In 1951, a BBC outside broadcast unit in Manchester used a portable acetate disc cutter to capture three melodies played by a primeval computer. This gigantic computer filled much of the ground floor of Alan Turing's Computing Machine Laboratory.
Today, all that remains of the recording session is a 12-inch single-sided acetate disc, cut by the BBC's technician while the computer played.
The computer itself was scrapped long ago, so the archived recording was the only window on that historic soundscape that the researchers had.
The researchers discovered that the pitches were not accurate -- the recording gave at best only a rough impression of how the computer sounded, Copeland and Long said in a blog post on the British Library website.
But with some electronic detective work it proved possible to restore the recording, they added.

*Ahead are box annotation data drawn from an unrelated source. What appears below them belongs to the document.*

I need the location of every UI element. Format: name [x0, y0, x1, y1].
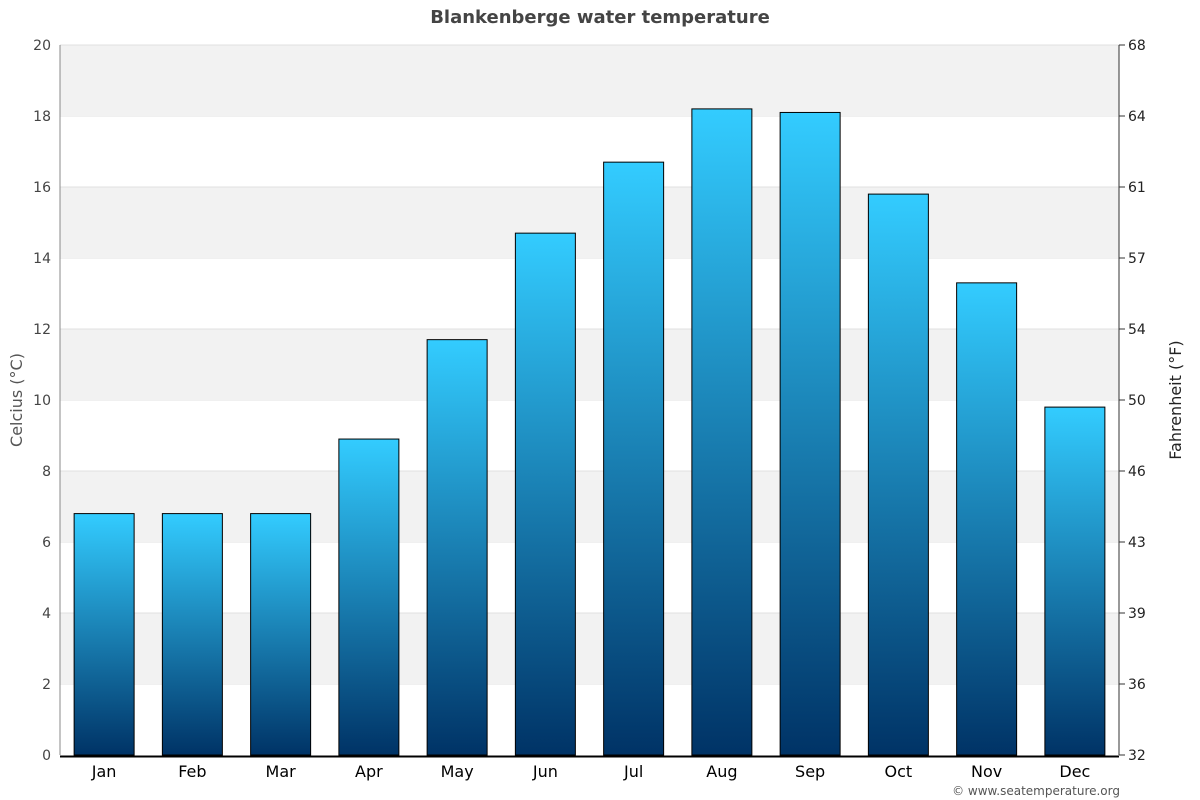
grid-band	[60, 471, 1119, 542]
bar-aug	[691, 108, 753, 756]
grid-band	[60, 187, 1119, 258]
x-tick-label: Oct	[885, 762, 913, 781]
bar-mar	[250, 513, 312, 756]
x-tick-label: Sep	[795, 762, 825, 781]
bar-oct	[867, 193, 929, 756]
grid-band	[60, 45, 1119, 116]
y-tick-label: 10	[33, 393, 51, 409]
x-tick-label: Apr	[355, 762, 383, 781]
bar-jun	[514, 232, 576, 756]
y-right-tick-label: 68	[1128, 38, 1146, 54]
x-tick-label: Mar	[266, 762, 297, 781]
y-tick-label: 6	[42, 535, 51, 551]
x-tick-label: May	[441, 762, 474, 781]
x-tick-label: Jun	[532, 762, 558, 781]
bar-jul	[603, 161, 665, 756]
bar-sep	[779, 111, 841, 756]
y-right-tick-label: 54	[1128, 322, 1146, 338]
x-tick-label: Feb	[178, 762, 206, 781]
credit-text: © www.seatemperature.org	[952, 784, 1120, 798]
x-tick-label: Aug	[706, 762, 737, 781]
x-tick-label: Jan	[91, 762, 117, 781]
y-right-tick-label: 64	[1128, 109, 1146, 125]
y-right-tick-label: 32	[1128, 748, 1146, 764]
y-right-tick-label: 50	[1128, 393, 1146, 409]
y-tick-label: 0	[42, 748, 51, 764]
grid-band	[60, 329, 1119, 400]
chart-title: Blankenberge water temperature	[430, 7, 770, 28]
y-right-tick-label: 57	[1128, 251, 1146, 267]
y-tick-label: 8	[42, 464, 51, 480]
y-right-tick-label: 39	[1128, 606, 1146, 622]
x-tick-label: Dec	[1059, 762, 1090, 781]
y-right-tick-label: 36	[1128, 677, 1146, 693]
y-tick-label: 14	[33, 251, 51, 267]
x-tick-label: Jul	[623, 762, 643, 781]
y-axis-right-label: Fahrenheit (°F)	[1166, 340, 1185, 459]
bar-feb	[161, 513, 223, 756]
bar-dec	[1044, 406, 1106, 756]
y-axis-label: Celcius (°C)	[7, 353, 26, 447]
y-tick-label: 2	[42, 677, 51, 693]
y-tick-label: 20	[33, 38, 51, 54]
bar-apr	[338, 438, 400, 756]
y-right-tick-label: 43	[1128, 535, 1146, 551]
y-tick-label: 4	[42, 606, 51, 622]
y-tick-label: 18	[33, 109, 51, 125]
y-right-tick-label: 46	[1128, 464, 1146, 480]
bar-jan	[73, 513, 135, 756]
x-tick-label: Nov	[971, 762, 1002, 781]
bar-may	[426, 339, 488, 756]
y-right-tick-label: 61	[1128, 180, 1146, 196]
y-tick-label: 12	[33, 322, 51, 338]
y-tick-label: 16	[33, 180, 51, 196]
bar-nov	[956, 282, 1018, 756]
grid-band	[60, 613, 1119, 684]
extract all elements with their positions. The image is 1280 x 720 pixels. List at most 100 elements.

"Alan Turing's pioneering work, in the late 1940s, on transforming the computer into a musical instrument has largely been overlooked: it's an urban myth of the music world that the first computer-generated musical notes were heard in 1957, at Bell Labs in America," Copeland and Long wrote.
Computer-generated notes were emerging from a loudspeaker in Turing's computing lab as early as the autumn of 1948, they noted.
Alan Turing, who broke the WWII Enigma code, is widely acknowledged as the father of modern computer science.
As depicted in the 2014 Oscar-winning film "The Imitation Game", Turing was prosecuted in 1952 for homosexual acts, when such behaviour was still a criminal act in Britain. He underwent chemical castration as an alternative to prison.
Turing killed himself in 1954 at the age of 41. Queen Elizabeth II granted him a posthumous pardon in 2013.